Apps and hardware features
While the Kindle Fire bests the Galaxy Tab 2 7.0 in two of the three Amazon media experiences, it's not all coming up roses. In addition to the Tab's expandable memory mentioned above, it also offers a litany of tablet features you won't find on the Fire: dual cameras, GPS, and Bluetooth.
Beyond those hardware wins, the Tab also offers the full version of Android 4.0, which includes the full Google Play app store. While the Amazon app store has a strong list of apps --including must-have ones like Netflix, Hulu Plus, Pandora, and Facebook -- it's still effectively a subset of the "real" Android market, where most apps hit first.
So is the Samsung a better Kindle Fire than the Kindle Fire? Short answer, no. Long answer, still no, but it gets a bit more drawn out and possibly boring to sum up why. Still here?

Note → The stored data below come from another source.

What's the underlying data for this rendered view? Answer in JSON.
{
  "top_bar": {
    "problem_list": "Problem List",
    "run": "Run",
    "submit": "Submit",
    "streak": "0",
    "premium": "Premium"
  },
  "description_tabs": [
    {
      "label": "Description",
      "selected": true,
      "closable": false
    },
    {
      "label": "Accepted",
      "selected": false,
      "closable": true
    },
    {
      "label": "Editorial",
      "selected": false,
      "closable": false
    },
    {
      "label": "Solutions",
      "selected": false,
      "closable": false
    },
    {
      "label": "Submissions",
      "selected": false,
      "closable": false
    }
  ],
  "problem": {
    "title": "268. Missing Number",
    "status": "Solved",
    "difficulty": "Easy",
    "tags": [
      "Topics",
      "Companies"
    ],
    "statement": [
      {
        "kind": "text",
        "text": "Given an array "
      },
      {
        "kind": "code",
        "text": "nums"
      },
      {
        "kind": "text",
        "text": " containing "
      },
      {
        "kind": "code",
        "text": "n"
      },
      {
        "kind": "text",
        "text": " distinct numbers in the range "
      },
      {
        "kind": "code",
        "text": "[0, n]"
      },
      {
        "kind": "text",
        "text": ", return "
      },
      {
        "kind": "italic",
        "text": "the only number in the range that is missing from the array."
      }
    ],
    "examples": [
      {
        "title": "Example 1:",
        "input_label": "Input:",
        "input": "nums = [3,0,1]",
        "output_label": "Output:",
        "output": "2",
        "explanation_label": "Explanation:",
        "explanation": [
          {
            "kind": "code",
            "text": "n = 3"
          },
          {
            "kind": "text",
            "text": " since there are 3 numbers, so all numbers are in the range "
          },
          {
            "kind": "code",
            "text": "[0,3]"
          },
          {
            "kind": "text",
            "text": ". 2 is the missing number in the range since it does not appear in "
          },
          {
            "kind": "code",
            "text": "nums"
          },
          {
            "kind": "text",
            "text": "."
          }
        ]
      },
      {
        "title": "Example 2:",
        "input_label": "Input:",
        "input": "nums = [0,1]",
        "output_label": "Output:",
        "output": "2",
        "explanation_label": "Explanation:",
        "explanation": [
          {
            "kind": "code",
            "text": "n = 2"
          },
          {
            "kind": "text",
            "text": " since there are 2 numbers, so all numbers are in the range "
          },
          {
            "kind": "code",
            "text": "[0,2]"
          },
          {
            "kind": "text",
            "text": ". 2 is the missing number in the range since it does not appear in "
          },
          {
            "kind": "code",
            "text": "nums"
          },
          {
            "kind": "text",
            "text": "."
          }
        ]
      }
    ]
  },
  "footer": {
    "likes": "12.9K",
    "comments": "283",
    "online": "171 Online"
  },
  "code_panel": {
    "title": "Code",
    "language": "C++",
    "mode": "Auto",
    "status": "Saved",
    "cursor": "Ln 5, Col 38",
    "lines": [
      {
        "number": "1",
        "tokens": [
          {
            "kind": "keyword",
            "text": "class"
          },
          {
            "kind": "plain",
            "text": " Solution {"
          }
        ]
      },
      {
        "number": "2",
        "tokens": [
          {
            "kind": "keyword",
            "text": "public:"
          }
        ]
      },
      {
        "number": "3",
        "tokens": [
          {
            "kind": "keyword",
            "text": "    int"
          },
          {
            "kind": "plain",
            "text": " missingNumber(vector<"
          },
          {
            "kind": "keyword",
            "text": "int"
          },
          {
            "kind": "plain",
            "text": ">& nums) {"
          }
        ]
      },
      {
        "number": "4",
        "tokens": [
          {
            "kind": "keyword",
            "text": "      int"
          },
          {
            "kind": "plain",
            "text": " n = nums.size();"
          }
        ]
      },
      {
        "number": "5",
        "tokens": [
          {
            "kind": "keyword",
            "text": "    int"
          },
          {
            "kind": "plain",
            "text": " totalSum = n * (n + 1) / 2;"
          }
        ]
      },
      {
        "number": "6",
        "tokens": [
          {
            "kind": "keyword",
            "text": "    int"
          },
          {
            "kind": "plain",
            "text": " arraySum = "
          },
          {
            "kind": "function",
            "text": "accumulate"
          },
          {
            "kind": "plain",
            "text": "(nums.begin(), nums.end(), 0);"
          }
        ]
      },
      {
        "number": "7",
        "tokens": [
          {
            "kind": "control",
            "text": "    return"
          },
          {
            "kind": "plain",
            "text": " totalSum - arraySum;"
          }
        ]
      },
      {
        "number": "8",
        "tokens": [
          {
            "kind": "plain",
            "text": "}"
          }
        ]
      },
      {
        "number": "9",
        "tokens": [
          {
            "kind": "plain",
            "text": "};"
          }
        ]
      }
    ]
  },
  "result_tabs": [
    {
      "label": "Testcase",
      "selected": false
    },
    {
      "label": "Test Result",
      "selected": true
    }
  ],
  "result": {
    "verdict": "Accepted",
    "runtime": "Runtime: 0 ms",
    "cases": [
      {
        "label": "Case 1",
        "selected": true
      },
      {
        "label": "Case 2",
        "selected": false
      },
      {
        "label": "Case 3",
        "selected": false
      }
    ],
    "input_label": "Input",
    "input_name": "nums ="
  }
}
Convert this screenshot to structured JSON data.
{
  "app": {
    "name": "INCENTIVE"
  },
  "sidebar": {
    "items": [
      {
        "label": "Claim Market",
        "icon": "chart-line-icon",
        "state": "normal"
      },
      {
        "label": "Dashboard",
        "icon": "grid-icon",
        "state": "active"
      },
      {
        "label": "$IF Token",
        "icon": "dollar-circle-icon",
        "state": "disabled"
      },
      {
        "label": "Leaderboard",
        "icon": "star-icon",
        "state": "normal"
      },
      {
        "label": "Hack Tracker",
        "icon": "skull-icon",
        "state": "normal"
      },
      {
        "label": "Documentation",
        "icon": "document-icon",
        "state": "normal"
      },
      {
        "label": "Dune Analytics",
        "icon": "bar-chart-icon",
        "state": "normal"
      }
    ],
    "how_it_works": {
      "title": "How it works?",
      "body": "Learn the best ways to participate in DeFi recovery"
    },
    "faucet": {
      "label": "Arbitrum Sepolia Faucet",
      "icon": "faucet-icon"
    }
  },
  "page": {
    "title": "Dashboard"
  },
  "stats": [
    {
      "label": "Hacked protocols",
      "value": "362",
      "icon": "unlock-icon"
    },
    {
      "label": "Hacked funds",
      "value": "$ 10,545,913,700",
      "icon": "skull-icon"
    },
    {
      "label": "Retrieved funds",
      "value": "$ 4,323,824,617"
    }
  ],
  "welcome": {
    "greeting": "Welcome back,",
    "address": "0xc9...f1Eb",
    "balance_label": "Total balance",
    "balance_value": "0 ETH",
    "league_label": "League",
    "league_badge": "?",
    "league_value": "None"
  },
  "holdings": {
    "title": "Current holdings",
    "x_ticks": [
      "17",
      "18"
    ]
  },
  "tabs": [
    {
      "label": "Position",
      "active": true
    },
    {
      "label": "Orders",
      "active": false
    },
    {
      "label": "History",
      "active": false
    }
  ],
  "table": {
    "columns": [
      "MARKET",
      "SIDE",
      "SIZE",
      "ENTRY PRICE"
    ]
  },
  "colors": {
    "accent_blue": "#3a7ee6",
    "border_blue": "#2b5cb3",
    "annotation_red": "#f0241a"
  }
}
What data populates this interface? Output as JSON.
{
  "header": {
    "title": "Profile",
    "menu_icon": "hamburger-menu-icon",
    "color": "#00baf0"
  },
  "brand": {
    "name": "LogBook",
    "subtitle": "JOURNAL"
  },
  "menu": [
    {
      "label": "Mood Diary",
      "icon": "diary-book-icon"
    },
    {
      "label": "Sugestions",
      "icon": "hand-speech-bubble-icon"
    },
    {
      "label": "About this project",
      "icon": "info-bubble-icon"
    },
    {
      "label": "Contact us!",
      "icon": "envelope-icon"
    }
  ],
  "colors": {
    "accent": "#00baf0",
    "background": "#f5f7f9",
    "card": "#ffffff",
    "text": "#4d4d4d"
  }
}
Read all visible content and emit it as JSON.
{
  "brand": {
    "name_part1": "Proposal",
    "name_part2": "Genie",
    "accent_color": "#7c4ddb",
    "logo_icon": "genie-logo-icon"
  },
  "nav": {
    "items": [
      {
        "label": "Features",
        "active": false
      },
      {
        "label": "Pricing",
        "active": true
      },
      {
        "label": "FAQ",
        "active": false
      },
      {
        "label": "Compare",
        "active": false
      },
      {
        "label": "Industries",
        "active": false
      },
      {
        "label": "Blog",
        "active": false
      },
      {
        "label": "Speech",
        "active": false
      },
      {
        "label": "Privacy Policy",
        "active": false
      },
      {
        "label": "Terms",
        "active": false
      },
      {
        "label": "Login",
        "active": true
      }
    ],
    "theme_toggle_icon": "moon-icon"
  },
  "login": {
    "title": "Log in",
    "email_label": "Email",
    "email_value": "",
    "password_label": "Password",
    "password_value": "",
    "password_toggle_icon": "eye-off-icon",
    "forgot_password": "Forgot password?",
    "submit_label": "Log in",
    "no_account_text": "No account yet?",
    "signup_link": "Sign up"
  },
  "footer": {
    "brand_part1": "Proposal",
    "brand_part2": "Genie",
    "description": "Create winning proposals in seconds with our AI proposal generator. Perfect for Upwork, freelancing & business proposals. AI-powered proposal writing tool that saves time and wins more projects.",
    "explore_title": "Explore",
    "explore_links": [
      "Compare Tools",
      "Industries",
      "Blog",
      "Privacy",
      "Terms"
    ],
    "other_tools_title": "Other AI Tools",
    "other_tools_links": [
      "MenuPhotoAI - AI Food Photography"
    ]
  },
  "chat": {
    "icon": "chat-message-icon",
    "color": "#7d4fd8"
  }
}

OK, you've been warned.
Technically, aside from downloadable video, the three forms of Amazon media (books, streaming video, and music) can indeed be accessed; however, aside from the Amazon Cloud Music app, the Android alternatives (Kindle book app, the slap-dash-y Prime access) pale in comparison.
As I said in my review of the Tab 2 7.0, there's something to be said about convenience and the more I used both interfaces, back-to-back, attempting the same tasks, the more I appreciated the Kindle Fire and its simple, but effective interface.
So, no. When it comes to consuming Amazon music, books, and video, the Tab 2 7.0 is no Kindle Fire. But for some, the extras the Samsung offers (expandable storage, dual cameras, GPS, full Android Market) will be a worthwhile alternative to the Fire, and well worth the $50 premium.